Gunderstein became thoughtful. He swallowed, his Adam’s apple bobbing.
“Inflicting physical pain is not in my frame of reference,” he said quietly. “I suppose, though, you might use some form of mental torture, and fear of exposure poses a kind of blackmail on a self-perceived victim.”
He was exasperating.
“On second thought a shower might be hardly useful. What you need is to get laid, Gunderstein. Laid and parlayed.”
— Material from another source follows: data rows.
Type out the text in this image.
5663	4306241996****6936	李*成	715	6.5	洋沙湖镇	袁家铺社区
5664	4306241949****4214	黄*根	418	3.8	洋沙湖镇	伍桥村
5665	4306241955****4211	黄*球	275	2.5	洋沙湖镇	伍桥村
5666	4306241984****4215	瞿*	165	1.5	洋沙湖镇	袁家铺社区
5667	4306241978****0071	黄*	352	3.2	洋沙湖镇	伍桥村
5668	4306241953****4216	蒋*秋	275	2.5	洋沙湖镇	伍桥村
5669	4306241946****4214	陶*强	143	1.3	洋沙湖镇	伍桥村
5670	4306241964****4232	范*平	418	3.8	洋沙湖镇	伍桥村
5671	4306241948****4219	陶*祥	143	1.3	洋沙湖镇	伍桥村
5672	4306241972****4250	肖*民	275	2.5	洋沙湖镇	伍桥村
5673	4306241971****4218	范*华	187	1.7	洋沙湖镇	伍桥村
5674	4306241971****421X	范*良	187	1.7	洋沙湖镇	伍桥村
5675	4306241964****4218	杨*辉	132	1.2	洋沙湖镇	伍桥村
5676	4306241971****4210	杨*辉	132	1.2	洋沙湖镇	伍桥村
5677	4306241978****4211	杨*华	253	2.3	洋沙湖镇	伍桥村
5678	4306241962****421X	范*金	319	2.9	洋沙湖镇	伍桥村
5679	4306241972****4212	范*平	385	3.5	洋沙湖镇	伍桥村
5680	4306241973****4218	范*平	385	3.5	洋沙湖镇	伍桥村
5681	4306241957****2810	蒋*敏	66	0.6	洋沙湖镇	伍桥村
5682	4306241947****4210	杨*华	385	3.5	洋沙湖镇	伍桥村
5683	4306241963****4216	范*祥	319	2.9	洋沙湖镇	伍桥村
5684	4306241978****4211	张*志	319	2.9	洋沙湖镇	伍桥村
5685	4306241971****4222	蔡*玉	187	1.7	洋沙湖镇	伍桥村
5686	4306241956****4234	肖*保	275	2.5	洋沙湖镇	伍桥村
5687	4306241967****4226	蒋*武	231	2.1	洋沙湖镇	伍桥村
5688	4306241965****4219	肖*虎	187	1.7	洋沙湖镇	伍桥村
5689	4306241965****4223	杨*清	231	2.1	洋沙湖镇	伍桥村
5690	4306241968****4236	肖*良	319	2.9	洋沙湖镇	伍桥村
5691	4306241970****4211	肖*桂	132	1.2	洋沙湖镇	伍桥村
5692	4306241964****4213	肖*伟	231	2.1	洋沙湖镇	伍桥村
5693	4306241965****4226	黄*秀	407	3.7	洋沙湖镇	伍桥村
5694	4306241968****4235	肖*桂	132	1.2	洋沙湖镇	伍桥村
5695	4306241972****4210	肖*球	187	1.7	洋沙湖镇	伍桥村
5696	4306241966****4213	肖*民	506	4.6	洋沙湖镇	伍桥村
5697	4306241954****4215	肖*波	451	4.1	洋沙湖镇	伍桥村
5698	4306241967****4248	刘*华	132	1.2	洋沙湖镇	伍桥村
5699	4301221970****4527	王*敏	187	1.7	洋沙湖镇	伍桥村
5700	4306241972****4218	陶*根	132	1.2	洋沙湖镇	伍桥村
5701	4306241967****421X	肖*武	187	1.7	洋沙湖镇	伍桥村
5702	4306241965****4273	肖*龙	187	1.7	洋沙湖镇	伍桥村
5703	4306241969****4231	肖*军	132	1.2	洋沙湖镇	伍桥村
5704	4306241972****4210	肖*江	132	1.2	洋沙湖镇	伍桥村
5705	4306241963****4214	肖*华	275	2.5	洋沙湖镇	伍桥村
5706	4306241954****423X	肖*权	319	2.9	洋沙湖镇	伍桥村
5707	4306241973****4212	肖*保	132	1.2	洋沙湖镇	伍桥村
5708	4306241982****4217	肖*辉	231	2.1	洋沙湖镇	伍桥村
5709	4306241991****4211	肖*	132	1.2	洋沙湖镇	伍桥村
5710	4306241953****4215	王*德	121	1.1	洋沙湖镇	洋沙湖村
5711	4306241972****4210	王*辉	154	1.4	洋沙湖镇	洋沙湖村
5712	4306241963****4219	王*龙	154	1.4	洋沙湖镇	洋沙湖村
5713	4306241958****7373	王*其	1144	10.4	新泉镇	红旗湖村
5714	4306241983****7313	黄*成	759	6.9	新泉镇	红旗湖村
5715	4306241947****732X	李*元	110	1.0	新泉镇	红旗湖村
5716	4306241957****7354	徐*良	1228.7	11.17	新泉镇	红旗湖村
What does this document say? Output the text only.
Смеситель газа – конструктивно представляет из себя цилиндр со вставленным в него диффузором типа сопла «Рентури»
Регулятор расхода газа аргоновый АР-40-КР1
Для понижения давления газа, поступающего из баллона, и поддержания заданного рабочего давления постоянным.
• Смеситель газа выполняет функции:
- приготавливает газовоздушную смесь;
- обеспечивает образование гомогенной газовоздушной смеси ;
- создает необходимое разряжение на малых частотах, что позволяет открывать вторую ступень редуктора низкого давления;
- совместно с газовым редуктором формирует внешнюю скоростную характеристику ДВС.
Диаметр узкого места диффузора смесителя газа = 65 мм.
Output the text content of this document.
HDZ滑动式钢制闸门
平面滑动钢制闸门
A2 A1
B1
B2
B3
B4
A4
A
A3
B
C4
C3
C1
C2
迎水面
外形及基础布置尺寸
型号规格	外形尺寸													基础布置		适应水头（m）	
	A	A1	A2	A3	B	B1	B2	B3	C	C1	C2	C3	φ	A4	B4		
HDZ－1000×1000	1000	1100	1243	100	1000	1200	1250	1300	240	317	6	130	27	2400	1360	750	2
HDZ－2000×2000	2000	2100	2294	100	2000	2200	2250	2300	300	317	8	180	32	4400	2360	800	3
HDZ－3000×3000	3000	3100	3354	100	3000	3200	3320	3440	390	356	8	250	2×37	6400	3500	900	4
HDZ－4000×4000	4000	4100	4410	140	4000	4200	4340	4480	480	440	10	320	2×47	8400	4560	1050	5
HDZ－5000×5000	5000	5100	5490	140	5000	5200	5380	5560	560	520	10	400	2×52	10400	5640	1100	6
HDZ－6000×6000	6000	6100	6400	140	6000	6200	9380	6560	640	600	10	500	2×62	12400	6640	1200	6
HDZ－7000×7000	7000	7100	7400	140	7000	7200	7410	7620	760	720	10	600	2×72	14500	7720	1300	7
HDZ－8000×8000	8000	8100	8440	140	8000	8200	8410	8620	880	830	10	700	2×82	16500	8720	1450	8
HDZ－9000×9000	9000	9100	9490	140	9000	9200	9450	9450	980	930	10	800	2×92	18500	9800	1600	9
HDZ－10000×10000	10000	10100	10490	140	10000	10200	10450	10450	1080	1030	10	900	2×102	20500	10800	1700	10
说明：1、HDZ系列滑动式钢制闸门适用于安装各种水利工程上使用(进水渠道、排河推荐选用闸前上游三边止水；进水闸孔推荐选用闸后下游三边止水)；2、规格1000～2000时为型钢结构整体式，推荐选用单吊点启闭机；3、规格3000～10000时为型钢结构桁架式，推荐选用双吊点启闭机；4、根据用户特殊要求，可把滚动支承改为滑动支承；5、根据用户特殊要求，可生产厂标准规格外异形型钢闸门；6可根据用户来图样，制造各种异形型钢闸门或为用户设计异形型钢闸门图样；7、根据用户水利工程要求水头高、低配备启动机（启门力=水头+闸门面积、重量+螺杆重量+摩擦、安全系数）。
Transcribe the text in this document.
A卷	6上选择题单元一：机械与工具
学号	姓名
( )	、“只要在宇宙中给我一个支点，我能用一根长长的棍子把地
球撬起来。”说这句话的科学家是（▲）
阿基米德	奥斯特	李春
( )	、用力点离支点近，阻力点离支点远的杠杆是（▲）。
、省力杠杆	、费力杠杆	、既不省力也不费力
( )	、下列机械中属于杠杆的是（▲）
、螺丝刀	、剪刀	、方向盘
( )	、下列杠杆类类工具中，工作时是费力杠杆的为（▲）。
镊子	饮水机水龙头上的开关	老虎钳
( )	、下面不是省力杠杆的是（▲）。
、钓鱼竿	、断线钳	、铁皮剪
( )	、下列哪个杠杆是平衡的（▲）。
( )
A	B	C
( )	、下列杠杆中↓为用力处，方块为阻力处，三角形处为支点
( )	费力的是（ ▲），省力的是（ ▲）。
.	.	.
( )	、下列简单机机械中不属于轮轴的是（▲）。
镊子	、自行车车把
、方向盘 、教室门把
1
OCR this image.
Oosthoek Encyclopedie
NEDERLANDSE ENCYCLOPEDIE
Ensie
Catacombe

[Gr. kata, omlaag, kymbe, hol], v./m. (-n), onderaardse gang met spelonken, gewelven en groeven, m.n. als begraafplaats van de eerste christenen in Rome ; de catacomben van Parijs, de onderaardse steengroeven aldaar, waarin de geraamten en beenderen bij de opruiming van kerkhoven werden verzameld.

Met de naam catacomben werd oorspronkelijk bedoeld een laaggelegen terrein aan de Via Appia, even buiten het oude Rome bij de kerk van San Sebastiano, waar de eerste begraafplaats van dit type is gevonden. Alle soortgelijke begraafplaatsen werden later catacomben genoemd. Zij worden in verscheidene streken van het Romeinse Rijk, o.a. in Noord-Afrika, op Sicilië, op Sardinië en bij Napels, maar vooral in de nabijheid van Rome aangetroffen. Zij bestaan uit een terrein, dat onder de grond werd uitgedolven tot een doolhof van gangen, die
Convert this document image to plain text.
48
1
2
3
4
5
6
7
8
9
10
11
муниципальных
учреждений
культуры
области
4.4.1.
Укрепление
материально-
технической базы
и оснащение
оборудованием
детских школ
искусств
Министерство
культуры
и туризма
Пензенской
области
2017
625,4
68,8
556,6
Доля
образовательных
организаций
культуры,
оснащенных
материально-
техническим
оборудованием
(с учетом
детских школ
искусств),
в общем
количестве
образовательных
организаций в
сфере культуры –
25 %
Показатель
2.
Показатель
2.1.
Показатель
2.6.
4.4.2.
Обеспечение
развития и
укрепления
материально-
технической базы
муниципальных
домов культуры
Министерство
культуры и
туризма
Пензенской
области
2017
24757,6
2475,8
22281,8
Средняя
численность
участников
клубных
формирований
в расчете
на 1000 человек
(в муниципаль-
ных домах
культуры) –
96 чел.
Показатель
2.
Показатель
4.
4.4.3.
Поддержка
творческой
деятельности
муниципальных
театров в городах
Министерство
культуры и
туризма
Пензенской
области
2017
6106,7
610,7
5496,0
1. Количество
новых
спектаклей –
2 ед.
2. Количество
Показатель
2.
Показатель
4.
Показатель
But the idea had lingered. He remembered tossing around in his bed, sleepless, challenging Gunderstein in a nightmare of imagined conversations. Actually, they had always winked at the little bribe, the bought lunch or drink, or, on occasion, even women, a traditional inducement, although it was an offense of first-class proportions for anyone on the staff to accept any form of payola. Charlie had made it a religion, rigidly enforced, and he had carried it beyond the pale of human frailty. Not a lunch, not a drink, not the slightest hint of gratuity. Nick, too, was merciless in the enforcement; rigid, unbending. It rankled him to know that the columnists were out of his reach, although he had some recourse, but hardly the same control as he could exercise over his own staff. Perhaps that was why his first reaction to Gunderstein’s proposal was negative. And yet, he had paid for information in his career. It was a standard practice on the News. One simply put the payola on one’s expense account, suitably buried but not without prior approval of McCarthy.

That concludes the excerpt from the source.